As described above based on the embodiments, according to the present invention, based on the skew angle detection signal (by controlling the traveling direction of the conveyance direction variable guide member by the control means), the image bearing drum and the transfer roller of the recording paper are The difference between the direction of travel to the pressure contact part and the direction of conveyance of the recording paper after transfer is determined depending on the type of recording paper and environment 1.
image pattern.

Since it can be made sufficiently small without being affected by changes in parameters such as image density, a transferred image with a sufficiently small deviation in the main scanning direction and little distortion can be obtained.

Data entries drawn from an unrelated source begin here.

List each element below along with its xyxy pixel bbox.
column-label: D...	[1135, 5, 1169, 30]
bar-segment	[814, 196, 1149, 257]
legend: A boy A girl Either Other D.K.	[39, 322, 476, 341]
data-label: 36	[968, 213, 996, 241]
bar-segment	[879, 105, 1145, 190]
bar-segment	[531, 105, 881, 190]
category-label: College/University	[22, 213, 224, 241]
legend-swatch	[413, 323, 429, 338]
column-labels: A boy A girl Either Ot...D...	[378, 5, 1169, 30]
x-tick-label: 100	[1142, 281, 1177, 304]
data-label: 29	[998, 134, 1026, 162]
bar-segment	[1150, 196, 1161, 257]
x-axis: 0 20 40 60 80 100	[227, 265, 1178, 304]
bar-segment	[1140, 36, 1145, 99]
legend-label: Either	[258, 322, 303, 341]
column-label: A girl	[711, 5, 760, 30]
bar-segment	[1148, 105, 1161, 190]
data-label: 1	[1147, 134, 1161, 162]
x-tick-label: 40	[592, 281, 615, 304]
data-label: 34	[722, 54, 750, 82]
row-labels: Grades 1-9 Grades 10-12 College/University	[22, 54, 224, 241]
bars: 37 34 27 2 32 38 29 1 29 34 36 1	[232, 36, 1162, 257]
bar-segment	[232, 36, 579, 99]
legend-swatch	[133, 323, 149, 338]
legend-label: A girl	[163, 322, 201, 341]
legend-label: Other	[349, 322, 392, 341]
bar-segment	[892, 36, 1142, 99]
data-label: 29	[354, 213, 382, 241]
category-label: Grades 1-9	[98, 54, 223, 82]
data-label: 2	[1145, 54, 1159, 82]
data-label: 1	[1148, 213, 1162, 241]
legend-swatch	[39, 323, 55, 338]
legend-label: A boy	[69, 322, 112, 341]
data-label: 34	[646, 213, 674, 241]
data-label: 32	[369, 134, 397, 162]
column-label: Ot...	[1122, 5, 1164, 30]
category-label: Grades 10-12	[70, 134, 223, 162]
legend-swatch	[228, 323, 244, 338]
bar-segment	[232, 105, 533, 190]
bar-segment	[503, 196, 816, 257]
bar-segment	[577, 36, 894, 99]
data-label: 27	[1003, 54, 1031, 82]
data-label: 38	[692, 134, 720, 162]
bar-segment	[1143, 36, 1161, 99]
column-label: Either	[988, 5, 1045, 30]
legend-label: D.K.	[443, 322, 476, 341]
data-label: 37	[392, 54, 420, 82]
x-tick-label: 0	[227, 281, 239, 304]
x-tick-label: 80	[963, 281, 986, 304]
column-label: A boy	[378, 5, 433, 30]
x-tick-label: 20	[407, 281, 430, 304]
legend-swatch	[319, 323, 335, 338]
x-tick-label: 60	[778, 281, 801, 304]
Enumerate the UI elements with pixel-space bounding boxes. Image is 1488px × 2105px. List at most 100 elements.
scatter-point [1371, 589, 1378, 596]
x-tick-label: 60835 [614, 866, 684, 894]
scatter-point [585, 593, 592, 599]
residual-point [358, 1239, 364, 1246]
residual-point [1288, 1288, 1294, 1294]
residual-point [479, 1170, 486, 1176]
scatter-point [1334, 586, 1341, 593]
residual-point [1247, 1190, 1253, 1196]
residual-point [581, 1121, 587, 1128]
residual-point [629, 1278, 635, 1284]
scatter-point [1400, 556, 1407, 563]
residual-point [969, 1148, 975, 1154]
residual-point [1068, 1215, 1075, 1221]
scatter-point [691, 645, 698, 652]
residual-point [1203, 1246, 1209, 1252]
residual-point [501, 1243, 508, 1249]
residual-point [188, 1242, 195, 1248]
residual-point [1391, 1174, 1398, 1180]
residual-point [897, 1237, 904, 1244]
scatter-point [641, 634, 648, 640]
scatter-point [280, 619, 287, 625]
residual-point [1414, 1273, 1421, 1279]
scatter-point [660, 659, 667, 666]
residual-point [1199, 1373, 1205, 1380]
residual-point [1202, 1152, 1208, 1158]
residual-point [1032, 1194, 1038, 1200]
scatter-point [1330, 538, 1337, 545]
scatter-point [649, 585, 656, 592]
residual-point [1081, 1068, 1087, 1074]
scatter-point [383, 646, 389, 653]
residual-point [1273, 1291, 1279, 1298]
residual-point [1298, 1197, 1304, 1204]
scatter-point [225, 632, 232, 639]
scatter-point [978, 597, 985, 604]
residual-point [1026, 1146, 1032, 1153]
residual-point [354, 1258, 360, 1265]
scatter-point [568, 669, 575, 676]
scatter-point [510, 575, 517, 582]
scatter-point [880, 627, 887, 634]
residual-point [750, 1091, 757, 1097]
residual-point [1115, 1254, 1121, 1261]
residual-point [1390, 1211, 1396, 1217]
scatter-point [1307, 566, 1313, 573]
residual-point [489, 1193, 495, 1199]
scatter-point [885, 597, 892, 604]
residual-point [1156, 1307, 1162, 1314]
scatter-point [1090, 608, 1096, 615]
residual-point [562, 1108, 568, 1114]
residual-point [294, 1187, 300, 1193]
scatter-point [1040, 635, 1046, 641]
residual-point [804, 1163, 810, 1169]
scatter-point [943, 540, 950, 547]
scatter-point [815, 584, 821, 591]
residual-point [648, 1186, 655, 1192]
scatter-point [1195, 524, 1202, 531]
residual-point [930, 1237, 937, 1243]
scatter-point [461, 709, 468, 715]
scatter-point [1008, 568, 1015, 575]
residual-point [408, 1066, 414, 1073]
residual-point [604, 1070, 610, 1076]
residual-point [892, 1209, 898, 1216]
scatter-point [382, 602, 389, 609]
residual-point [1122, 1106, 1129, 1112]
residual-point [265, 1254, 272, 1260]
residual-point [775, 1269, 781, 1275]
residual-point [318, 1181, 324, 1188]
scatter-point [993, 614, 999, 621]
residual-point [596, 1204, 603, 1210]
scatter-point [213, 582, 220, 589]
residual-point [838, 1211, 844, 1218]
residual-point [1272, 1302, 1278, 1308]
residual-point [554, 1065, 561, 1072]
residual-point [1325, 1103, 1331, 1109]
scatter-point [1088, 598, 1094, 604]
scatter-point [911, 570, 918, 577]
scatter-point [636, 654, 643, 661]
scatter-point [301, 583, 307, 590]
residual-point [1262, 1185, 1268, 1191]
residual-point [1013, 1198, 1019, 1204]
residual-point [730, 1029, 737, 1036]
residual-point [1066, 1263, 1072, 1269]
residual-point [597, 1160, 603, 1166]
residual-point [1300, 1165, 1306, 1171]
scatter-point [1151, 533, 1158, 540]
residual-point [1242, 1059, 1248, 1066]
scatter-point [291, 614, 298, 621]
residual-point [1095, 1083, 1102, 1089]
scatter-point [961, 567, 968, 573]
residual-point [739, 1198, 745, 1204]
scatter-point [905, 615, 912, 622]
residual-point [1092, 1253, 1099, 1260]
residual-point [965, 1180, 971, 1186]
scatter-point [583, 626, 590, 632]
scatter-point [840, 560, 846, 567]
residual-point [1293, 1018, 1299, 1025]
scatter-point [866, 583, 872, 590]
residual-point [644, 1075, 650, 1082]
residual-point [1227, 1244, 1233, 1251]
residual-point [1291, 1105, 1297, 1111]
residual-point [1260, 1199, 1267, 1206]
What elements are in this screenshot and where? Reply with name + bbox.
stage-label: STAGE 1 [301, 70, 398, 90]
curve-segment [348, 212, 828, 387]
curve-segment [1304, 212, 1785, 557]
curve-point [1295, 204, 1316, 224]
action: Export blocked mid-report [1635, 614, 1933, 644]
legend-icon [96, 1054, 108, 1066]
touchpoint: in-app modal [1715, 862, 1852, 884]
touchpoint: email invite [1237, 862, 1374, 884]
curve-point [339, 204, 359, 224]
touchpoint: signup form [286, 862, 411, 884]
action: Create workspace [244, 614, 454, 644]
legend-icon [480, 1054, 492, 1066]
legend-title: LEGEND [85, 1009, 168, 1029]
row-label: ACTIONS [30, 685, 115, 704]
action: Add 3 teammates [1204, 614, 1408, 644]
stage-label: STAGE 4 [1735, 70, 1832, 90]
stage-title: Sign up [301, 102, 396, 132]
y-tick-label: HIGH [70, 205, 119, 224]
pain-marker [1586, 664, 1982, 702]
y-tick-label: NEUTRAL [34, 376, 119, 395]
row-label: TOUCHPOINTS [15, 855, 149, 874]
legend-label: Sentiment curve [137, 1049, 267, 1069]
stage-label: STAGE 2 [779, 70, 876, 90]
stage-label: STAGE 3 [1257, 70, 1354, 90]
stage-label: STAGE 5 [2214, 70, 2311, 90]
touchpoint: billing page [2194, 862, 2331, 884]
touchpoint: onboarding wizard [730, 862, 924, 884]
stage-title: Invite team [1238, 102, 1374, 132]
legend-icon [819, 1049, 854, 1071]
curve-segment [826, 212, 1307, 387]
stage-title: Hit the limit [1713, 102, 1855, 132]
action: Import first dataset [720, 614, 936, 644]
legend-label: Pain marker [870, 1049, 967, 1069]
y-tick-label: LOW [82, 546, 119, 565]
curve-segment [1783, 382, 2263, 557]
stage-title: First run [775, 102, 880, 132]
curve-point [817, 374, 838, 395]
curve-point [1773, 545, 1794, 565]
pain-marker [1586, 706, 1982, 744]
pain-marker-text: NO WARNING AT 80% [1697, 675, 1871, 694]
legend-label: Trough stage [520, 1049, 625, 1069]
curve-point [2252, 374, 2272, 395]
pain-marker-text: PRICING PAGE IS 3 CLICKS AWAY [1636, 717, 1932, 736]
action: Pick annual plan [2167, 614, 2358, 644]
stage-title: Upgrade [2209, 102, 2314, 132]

[Brief explanation of the drawing]

FIG. 1 is a perspective view showing an embodiment of an image forming apparatus according to the present invention, FIG. 2 is a side view of the image forming apparatus as seen from the downstream side, and FIG. FIG. 4 is a diagram showing the variable conveyance direction guide section and its control section; FIG. 5 is a block diagram showing the overall configuration of the image information processing section and the control section; 6
7 is a diagram showing an example of the configuration of a conventional image forming apparatus, and FIG. 7 is a diagram showing an example of image formation on recording paper by the image forming apparatus shown in FIG. 6. In the figure, 11 is an image carrier drum, 12 is a transfer roller, 13 is a scanning head section, 21.22 is a feeding roller, 23
24 is a conveyance direction variable guide portion, 24 is a spindle, 25 is a sheet guide plate, 26.27 is a sheet deflection feed roller, 28 is a sheet discharge guide plate, 28b is a notch portion, 50 is a recording paper position sensor, and 51 is an image A data generating device, 52 a character generator, 53 a deskew circuit, 54 a recording head driver, 55 a control unit, 56 a running direction guide control motor, and 100 a recording sheet. Patent applicant: Olympus Optical Industry Co., Ltd. Figure 3 (A)

Claims (1)

[Claims] 1. It has an image carrier drum that holds a toner image with a developed latent image, and a transfer roller that transfers the toner image on the image carrier drum onto recording paper, and the transfer roller is connected to the image carrier. In an image forming apparatus in which the transfer roller is pressed against the drum so that its axial center intersects with the axial center of the image carrier drum, the image carrier drum is transported to a pressure contact portion between the image carrier drum and the transfer roller. a conveyance direction variable guide member configured to arbitrarily change the running direction of the recording paper; means for detecting a skew angle of the recording paper to which the toner image has been transferred after passing through the pressure contact portion; and the skew angle detection means. an image forming apparatus comprising: means for driving the conveyance direction variable guide member based on a detection signal of the recording paper to control the traveling direction of the recording paper.